One of the common research approaches to treating brain diseases such as Parkinson’s disease (PD) and Alzheimer’s disease (AD) is using antibodies designed to clear the accumulated misfolded proteins implicated in the diseases. To date, these drug trials have not been particularly successful at improving the disease, even when they are effective at removing the proteins. A new theory hypothesizes that the antibodies are actually increasing the neuroinflammation associated with PD and AD, basically making the disease worse while removing the proteins.
Stuart Lipton, a researcher at Scripps Research Institute, recently published research suggesting that this may be exactly what is happening. They ran a series of in vitro assays and experiments in mice that had brain grafts of human-induced pluripotent stem cell (hiPSC)-derived microglia (hiMG). They found that the antibodies that target the misfolded proteins found in PD and AD trigger the NLRP3 inflammasome, which can lead to cell death.
“Our findings provide a possible explanation for why antibody treatments have not yet succeeded against neurodegenerative diseases,” said co-senior author Lipton, Step Family Foundation endowed chair in the department of molecular medicine and founding co-director of the Neurodegeneration New Medicines Center at Scripps Research.
The results were published in Proceedings of the National Academy of Sciences (PNAS).
The research started when Dorit Trudler, a postdoctorate researcher in Lipton’s lab, attempted to make microglia in the lab. Microglia are the innate immune cells in the brain, and it is a notoriously difficult task because the cells don’t originate from the same type of stem cells in the bone marrow that generates the rest of the immune system.
Instead of coming from the bone marrow like B and T cells and macrophages, microglia are created from the yolk sac that embryos swim in during early development, then migrate from the sac to the brain. Trudler was able to turn human-derived stem cells to turn into a yolk sac-like structure, and from there, developed cells that were identical to microglia removed from humans based on the mRNA they expressed.
Lipton indicated, “They match as closely as possible.”
They then exposed these microglia to either alpha-synuclein, the misfolded protein identified in Parkinson’s patients, and the microglia shot off inflammatory signals.
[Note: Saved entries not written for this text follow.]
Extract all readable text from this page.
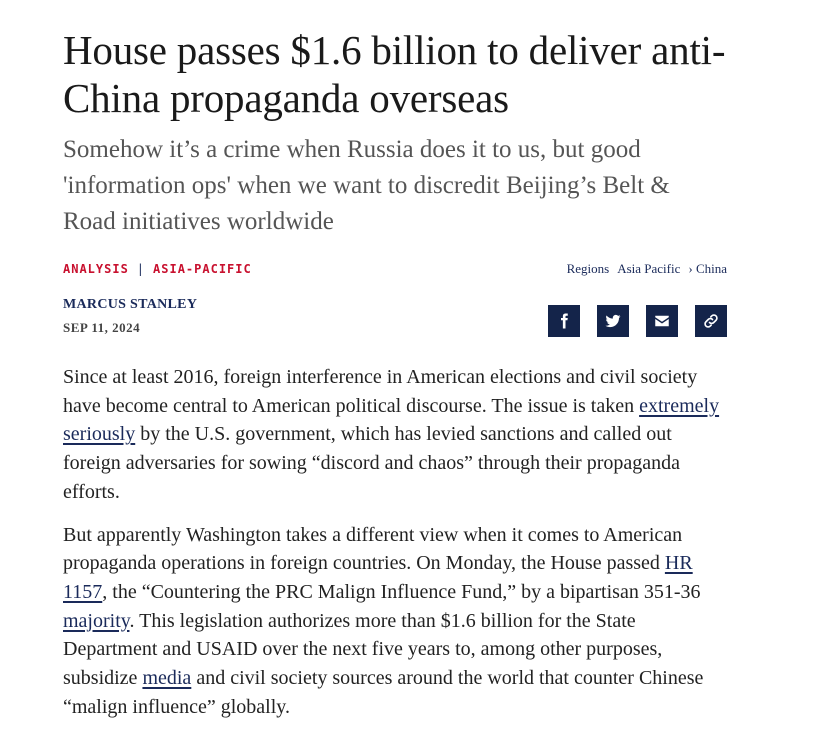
House passes $1.6 billion to deliver anti-China propaganda overseas
Somehow it’s a crime when Russia does it to us, but good 'information ops' when we want to discredit Beijing’s Belt & Road initiatives worldwide
ANALYSIS | ASIA-PACIFIC	Regions Asia Pacific › China
MARCUS STANLEY
SEP 11, 2024

Since at least 2016, foreign interference in American elections and civil society have become central to American political discourse. The issue is taken extremely seriously by the U.S. government, which has levied sanctions and called out foreign adversaries for sowing “discord and chaos” through their propaganda efforts.

But apparently Washington takes a different view when it comes to American propaganda operations in foreign countries. On Monday, the House passed HR 1157, the “Countering the PRC Malign Influence Fund,” by a bipartisan 351-36 majority. This legislation authorizes more than $1.6 billion for the State Department and USAID over the next five years to, among other purposes, subsidize media and civil society sources around the world that counter Chinese “malign influence” globally.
And when they exposed the microglia to amyloid-beta, the hallmark of Alzheimer’s, the inflammation grew worse.
They then worked with biopharma companies to obtain antibodies that bind to either alpha-synuclein or amyloid-beta. Although Lipton is not saying which companies, it did say one of them was not Biogen’s aducanumab, which is up for approval or rejection for Alzheimer’s by June 7 by the U.S. Food and Drug Administration (FDA).
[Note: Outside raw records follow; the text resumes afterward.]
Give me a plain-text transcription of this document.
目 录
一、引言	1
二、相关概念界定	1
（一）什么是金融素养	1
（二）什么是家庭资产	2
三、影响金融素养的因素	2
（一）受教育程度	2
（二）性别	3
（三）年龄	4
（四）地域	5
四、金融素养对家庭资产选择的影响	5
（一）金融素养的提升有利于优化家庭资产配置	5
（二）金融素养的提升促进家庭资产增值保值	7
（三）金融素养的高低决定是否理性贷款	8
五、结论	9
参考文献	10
The surprising and potentially extremely important result was that although the antibodies successfully attached to their protein targets, it didn’t help with inflammation. “Rather than make things better, it actually made things worse,” Lipton said.
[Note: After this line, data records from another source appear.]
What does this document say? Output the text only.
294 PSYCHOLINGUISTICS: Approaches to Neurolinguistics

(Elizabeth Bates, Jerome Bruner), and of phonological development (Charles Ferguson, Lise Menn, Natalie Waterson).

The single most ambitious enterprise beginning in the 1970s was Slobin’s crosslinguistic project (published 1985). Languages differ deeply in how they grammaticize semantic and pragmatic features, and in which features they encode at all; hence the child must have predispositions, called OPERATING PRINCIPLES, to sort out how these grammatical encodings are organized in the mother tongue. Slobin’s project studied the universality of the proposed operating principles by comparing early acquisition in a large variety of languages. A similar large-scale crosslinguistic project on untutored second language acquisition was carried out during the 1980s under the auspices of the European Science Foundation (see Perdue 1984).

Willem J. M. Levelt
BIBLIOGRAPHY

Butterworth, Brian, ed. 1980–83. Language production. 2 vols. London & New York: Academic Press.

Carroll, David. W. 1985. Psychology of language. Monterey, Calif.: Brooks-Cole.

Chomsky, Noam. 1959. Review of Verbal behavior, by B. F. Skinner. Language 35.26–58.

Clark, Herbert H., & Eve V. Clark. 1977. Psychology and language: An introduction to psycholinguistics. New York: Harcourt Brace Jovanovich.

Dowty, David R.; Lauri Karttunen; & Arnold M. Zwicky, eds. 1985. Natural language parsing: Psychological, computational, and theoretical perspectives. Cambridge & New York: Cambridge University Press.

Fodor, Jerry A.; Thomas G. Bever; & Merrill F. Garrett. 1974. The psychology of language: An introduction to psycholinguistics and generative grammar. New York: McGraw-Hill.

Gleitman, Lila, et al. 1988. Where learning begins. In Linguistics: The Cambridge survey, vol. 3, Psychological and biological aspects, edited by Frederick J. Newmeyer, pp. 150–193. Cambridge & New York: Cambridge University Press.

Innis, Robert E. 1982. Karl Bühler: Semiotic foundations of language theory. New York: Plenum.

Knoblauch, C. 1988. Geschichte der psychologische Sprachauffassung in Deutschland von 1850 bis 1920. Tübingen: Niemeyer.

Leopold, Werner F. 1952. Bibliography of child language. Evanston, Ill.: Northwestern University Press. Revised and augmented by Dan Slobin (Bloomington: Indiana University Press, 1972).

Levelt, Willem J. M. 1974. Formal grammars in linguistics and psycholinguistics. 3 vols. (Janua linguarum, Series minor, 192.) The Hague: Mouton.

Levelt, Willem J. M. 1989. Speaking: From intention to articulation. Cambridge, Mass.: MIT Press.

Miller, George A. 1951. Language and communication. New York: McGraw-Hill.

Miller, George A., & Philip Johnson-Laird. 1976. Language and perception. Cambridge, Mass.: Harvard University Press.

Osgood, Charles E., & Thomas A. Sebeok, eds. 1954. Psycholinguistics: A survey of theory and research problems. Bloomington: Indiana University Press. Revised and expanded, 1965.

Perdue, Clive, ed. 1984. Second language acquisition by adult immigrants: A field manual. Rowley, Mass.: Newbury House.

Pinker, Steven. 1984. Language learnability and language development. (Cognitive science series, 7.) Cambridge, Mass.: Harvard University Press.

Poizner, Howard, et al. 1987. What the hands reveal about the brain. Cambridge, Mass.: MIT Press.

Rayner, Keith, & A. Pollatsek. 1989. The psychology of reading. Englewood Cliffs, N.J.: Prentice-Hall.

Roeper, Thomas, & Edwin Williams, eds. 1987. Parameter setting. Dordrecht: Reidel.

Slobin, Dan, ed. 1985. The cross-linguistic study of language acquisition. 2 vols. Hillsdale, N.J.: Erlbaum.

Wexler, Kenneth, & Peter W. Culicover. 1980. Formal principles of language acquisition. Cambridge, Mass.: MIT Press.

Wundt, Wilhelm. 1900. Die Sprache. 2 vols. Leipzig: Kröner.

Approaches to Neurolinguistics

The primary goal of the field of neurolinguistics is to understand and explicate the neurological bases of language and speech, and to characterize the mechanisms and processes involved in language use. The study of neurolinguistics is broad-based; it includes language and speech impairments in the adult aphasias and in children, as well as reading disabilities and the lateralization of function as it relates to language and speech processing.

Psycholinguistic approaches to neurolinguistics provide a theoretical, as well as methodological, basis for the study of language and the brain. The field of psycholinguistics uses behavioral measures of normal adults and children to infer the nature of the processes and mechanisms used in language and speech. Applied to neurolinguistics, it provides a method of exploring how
And they further found in humanized mice with both human and mice microglia, that the pro-inflammatory response was unique to the human cells. This means that biopharma companies, in working with laboratory animals on therapeutic antibodies for these diseases, would not have seen this reaction. Although unclear yet why it’s causing inflammation, they are convinced the NLRP3 pathway is involved, although they don’t have the exact mechanism worked out. Potentially, however, it might be possible to treat patients with a combination of the protein-clearing drugs and anti-inflammatories that block the NLRP3 pathway.
In an unrelated study, researchers at Massachusetts General Hospital utilized whole-genome sequencing (WGS) to identify rare genomic variants associated with AD. In doing so, they found 13 mutations, which establish new genetic links between AD and synaptic function. They believe it could help guide the development of new drugs for AD.
The first group of genes identified that were associated with AD involve the accumulation of amyloid-beta. The next 30 AD gene mutations identified were linked to chronic inflammation in the brain. Loss of synapses is the neurological change most closely linked with the severity of dementia in AD, but until now clear genetic association had not been identified.
Rudolph Tanzi, vice chair of Neurology and director of the hospital’s Genetics and Aging Research Unit, said, “It was always kind of surprising that whole-genome screens had not identified Alzheimer’s genes that are directly involved with synapses and neuroplasticity.”
Tanzi went on to note that identifying less-common mutations that increase the risk for AD may provide critical information about the disease. “Rare gene variants are the dark matter of the human genome,” he said.
There are many of them, as it turns out. Of the three billion pairs of nucleotide bases in the human genome, about 5o to 60 million are gene variants and 77% are rare.